她自然地站起来,走到厨房说:“别嚎了,给你做肉丝面吃。你赶紧刷牙洗脸,把被子叠起来。都是当妈的人,啥啥都不会做,还得你妈我来教你!”
许久没有感受到母女间这种简单的日常对话,花芽怔了一下。郭英知道自己猜对了。她温柔地笑了笑说:“赶紧去,面条马上就好,这可是妈的拿手面。”
花芽掩饰地垂下头,吸了吸鼻子说:“唔,知道了,妈。”
1974年的夏天。
小瑶瑶半岁时, 大哥王天柱同学光荣地升入031子弟高中。
拿到入取通知书的当天,小后妈拉着便宜儿子跑到英雄碑后面烧了大半宿的纸,絮絮叨叨全都是:“多亏您二位的保佑啊。”
王天柱很无奈:“头悬梁锥刺股的是我。”
小后妈不听, 继续搞封建迷信, 好烟好酒好茶叶全都供上。不孝子王天柱甚至有些肉疼。

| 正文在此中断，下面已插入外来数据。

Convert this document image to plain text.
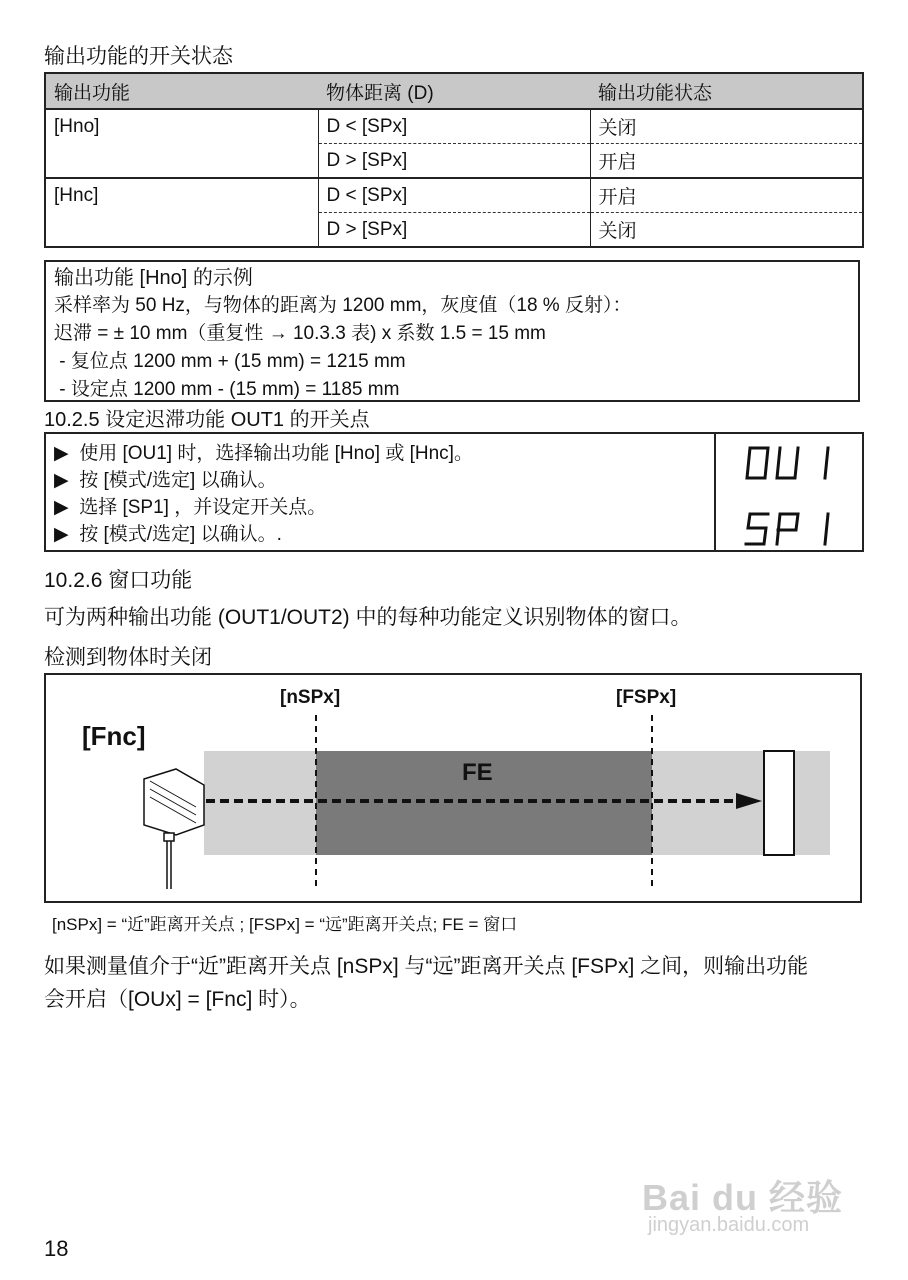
输出功能的开关状态
输出功能	物体距离 (D)	输出功能状态
[Hno]	D < [SPx]	关闭
	D > [SPx]	开启
[Hnc]	D < [SPx]	开启
	D > [SPx]	关闭
输出功能 [Hno] 的示例
采样率为 50 Hz，与物体的距离为 1200 mm，灰度值（18 % 反射）：
迟滞 = ± 10 mm（重复性 → 10.3.3 表) x 系数 1.5 = 15 mm
- 复位点 1200 mm + (15 mm) = 1215 mm
- 设定点 1200 mm - (15 mm) = 1185 mm
10.2.5 设定迟滞功能 OUT1 的开关点
▶ 使用 [OU1] 时，选择输出功能 [Hno] 或 [Hnc]。
▶ 按 [模式/选定] 以确认。
▶ 选择 [SP1] ，并设定开关点。
▶ 按 [模式/选定] 以确认。.
10.2.6 窗口功能
可为两种输出功能 (OUT1/OUT2) 中的每种功能定义识别物体的窗口。
检测到物体时关闭
[Fnc]
[nSPx]	[FSPx]
FE
[nSPx] = “近”距离开关点 ; [FSPx] = “远”距离开关点; FE = 窗口
如果测量值介于“近”距离开关点 [nSPx] 与“远”距离开关点 [FSPx] 之间，则输出功能
会开启（[OUx] = [Fnc] 时）。
Bai du 经验
jingyan.baidu.com
18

好在这次运气挺好, 没被巡逻队的人发现,便宜母子全身而退。不需要顾大团长亲自领人写检讨。
王天柱入学的纯军属子弟的高中。
光是军训就要三个月, 用别的家长的话说:“跟他娘的新兵连一样,摸爬滚打样样都要学,出来不需要再训练什么,直接下连队就行。”
顾听澜见花芽心疼王天柱, 时常过去探望。
每次去学校看他,就像是在一群黑猴子里找儿子。划拉一个过来,有点像,哦,不是。又划拉一个过来, 哦, 也不是, 这位是女同学。
大热的天,到后面花芽失去耐心, 干脆随便找了同学, 想要把饭盒塞给人家。反正家长认不出来,谁吃谁的都一样。饿不着就成。
还好顾听澜理智还在, 阻拦下来, 顺便把妄想吃他家大米的同学推搡到一边去:“就这只黑猴, 刚从那边放下饭盒过来。你要给也得给个瘦溜点的。”